Is Bespoke Moto a sub brand under Wreckless where in a rider gives donor bike and you custom the donor motorcycle?
Wreckless: Bespoke Moto isn’t a sub brand, it simply reflects that we will build you anything you want – a truly bespoke machine. If somebody wanted to provide a bike as a donor that’s perfectly good. Equally, we can find and source any bike the customer wanted as a platform to their build. We don’t have a house style as such, aligned to any particular brand or era. Within reason, we’ll build anything, and the more unusual or risky the better.

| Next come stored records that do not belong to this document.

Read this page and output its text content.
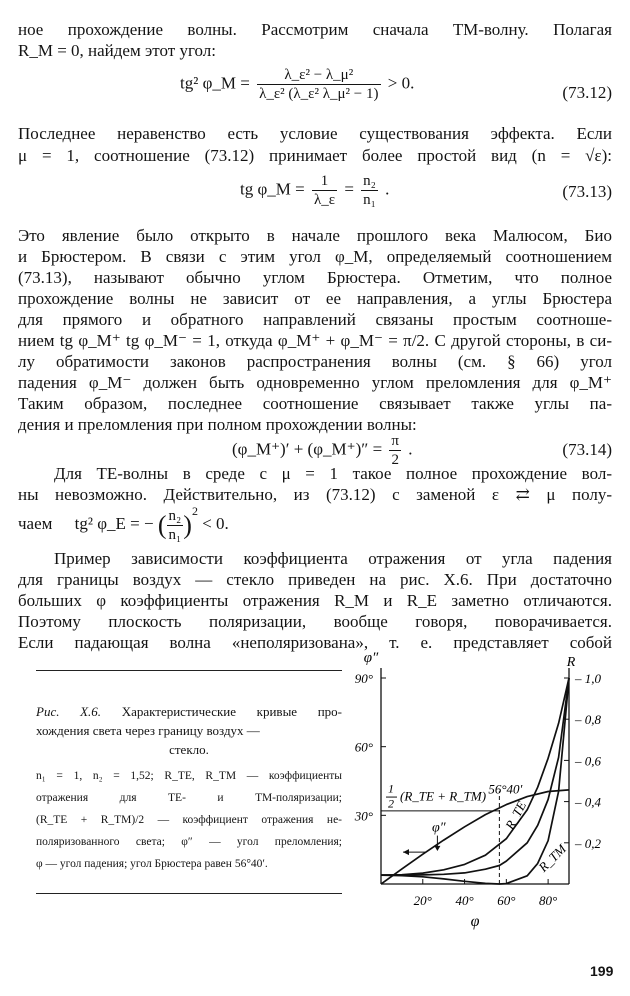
ное прохождение волны. Рассмотрим сначала ТМ-волну. Полагая
R_M = 0, найдем этот угол:
tg² φ_M = $\frac{\text{λ\_ε² − λ\_μ²}}{\text{λ\_ε² (λ\_ε² λ\_μ² − 1)}} > 0$.
(73.12)
Последнее неравенство есть условие существования эффекта. Если
μ = 1, соотношение (73.12) принимает более простой вид (n = √ε):
tg φ_M = $\frac{1}{\lambda\_\varepsilon} = \frac{\text{n₂}}{\text{n₁}}$ .	(73.13)
Это явление было открыто в начале прошлого века Малюсом, Био
и Брюстером. В связи с этим угол φ_M, определяемый соотношением
(73.13), называют обычно углом Брюстера. Отметим, что полное
прохождение волны не зависит от ее направления, а углы Брюстера
для прямого и обратного направлений связаны простым соотноше-
нием tg φ_M⁺ tg φ_M⁻ = 1, откуда φ_M⁺ + φ_M⁻ = π/2. С другой стороны, в си-
лу обратимости законов распространения волны (см. § 66) угол
падения φ_M⁻ должен быть одновременно углом преломления для φ_M⁺
Таким образом, последнее соотношение связывает также углы па-
дения и преломления при полном прохождении волны:
(φ_M⁺)′ + (φ_M⁺)″ = $\frac{\pi}{2}$ .	(73.14)
Для ТЕ-волны в среде с μ = 1 такое полное прохождение вол-
ны невозможно. Действительно, из (73.12) с заменой ε ⇄ μ полу-
чаем tg² φ_E = − ( $\frac{\text{n₂}}{\text{n₁}} )^2 < 0$.
Пример зависимости коэффициента отражения от угла падения
для границы воздух — стекло приведен на рис. X.6. При достаточно
больших φ коэффициенты отражения R_M и R_E заметно отличаются.
Поэтому плоскость поляризации, вообще говоря, поворачивается.
Если падающая волна «неполяризована», т. е. представляет собой
Рис. X.6. Характеристические кривые про-
хождения света через границу воздух —
стекло.
n₁ = 1, n₂ = 1,52; R_TE, R_TM — коэффициенты
отражения для ТЕ- и ТМ-поляризации;
(R_TE + R_TM)/2 — коэффициент отражения не-
поляризованного света; φ″ — угол преломления;
φ — угол падения; угол Брюстера равен 56°40′.
φ″	R
φ
20° 40° 60° 80°
30°
60°
90°
– 0,2
– 0,4
– 0,6
– 0,8
– 1,0
56°40′
1
2 (R_TE + R_TM)
φ″	R_TE
R_TM
199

What are the challenges that you face while building a custom?
Too many to list!
I think it’s probably best to break this into 2 parts, PRE Build and DURING Build
PRE Build – the most fundamental challenge. Always, is the idea that the build will be based around. We don’t render or do technical drawings – 90% of the build idea sits in my head and on a notepad. I can visualise the end result pretty well, I just can’t draw! The ideas come often, out of nowhere, or the inspiration comes from something pretty random. I think you have to retain 10% of the build in a fluid state – once certain elements come together, that 10% of the design can take you in slightly different directions, and having that flexibility I think is helpful.
DURING Build – the single biggest challenge is technical and functional fitment. Getting components that weren’t designed to belong together to not only fit and function at a high standard, but on reflection afterwards, there’s a cohesiveness in the finished machine that looks “right”
That Kawasaki W650 you made looks very detailed and very clean? What came to your mind while custom building it?
Wreckless: The W650 was an accident, and not a bike that particularly fit with the Wreckless philosophy. I bought one by chance, and it just cried out to be built – no other reason than that. It ended up being our first build, despite the fact that we’d already started 2 more unusual projects at that point. The W build just had its own momentum and the design ideas were locked in really quickly – it was a build that for the most part flowed easily.
The idea for the W was the forerunner, the first example, of how I approach all build ideas.
What do I like about the existing bike – try and accentuate.
What don’t I like about the existing bike – try and minimize, alter or remove.
Try wherever possible to retain an echo of the original bike.
The 3 items above should deliver a caricature of the existing – for people who know what they are looking at, they recognise the original machine, but it’s been transformed and takes on a whole new personality
I liked the W’s retro feel and relatively modern heart/performance, it just looked a little “safe”, a little boring, but it’s always struck me as a bike crying out to be re-imagined with a bigger personality. I wanted to minimise the chunky look 90’s fenders, tank, lighting etc. whilst giving it an aggressive scrambler style with bigger off road pegs and tyres – minimise some things, accentuate others, retain its core
Finally, adding some one off custom touches in terms of machined parts, whilst using the best the aftermarket has to offer so the components added are always adding to the bike (looks & performance) rather than taking something away from the original.
Oddly enough, we’ve just decided to build another one over the winter – watch this space.
What are your future plans down the line 5 years?
Wreckless: 5 years is a long way off. I guess having enough commission builds / customer led builds so we can keep jamming away doing this is the most, and to a degree, all i hope for.
We’re a 2 man crew doing this in our “spare time” to an extent.
a 99% of people building customs are not making any money doing this, and
Started doing this for the love of doing it regardless. All we want to do is keep building, so anything that helps us achieve that is all good. Building interesting bikes for interesting people is the goal, always.